Qu'on souffle de plus en plus fort dans un tuyau et le voici sonnant successivement à l'octave puis à la quinte supérieure, montrant le caractère naturel de ces intervalles. En maintenant le souffle égal, on obtiendrait un résultat comparable en ôtant du tuyau la moitié ou les deux tiers de la longueur, corrections de diamètre mises à part. Car il en est des tuyaux comme des cordes : coupé en deux ou en trois, ils rappellent que les nombres les plus simples produisent, par multiplication de fréquences, les combinaisons sonores les plus harmonieuses.

Les philosophes grecs ont très tôt révélé la perfection numérique des intervalles les plus agréables à l'oreille.
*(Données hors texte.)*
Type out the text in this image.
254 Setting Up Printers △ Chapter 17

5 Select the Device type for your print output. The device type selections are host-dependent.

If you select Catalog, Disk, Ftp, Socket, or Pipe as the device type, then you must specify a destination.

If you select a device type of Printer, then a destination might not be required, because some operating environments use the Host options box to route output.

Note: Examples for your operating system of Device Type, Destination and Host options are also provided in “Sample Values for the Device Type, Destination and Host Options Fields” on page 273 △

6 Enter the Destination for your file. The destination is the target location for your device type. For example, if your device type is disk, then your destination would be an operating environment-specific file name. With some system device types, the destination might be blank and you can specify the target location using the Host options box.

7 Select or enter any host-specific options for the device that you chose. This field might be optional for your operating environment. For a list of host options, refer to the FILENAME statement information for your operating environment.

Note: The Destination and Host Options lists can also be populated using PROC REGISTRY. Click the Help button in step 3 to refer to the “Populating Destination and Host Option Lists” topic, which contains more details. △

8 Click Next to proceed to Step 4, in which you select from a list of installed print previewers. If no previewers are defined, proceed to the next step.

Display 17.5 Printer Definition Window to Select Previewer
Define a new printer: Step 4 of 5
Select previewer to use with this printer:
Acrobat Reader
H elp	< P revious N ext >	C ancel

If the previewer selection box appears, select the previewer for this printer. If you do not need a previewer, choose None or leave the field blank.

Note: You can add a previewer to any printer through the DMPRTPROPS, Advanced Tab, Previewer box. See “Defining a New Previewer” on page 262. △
Passant à côté d'une forge, Pythagore aurait pesé les marteaux s'abattant sur l'enclume afin de comprendre pourquoi ils sonnaient si bien ensemble, tandis qu'Hippas aurait utilisé des disques de bronze d'épaisseurs différentes, Lasos d'Herminè des vases à moitié, au tiers ou au quart pleins. Des légendes charmantes mais scientifiquement discutables, dont on retiendra surtout que de l'ordre dépend l'harmonie, du sage dépend le beau.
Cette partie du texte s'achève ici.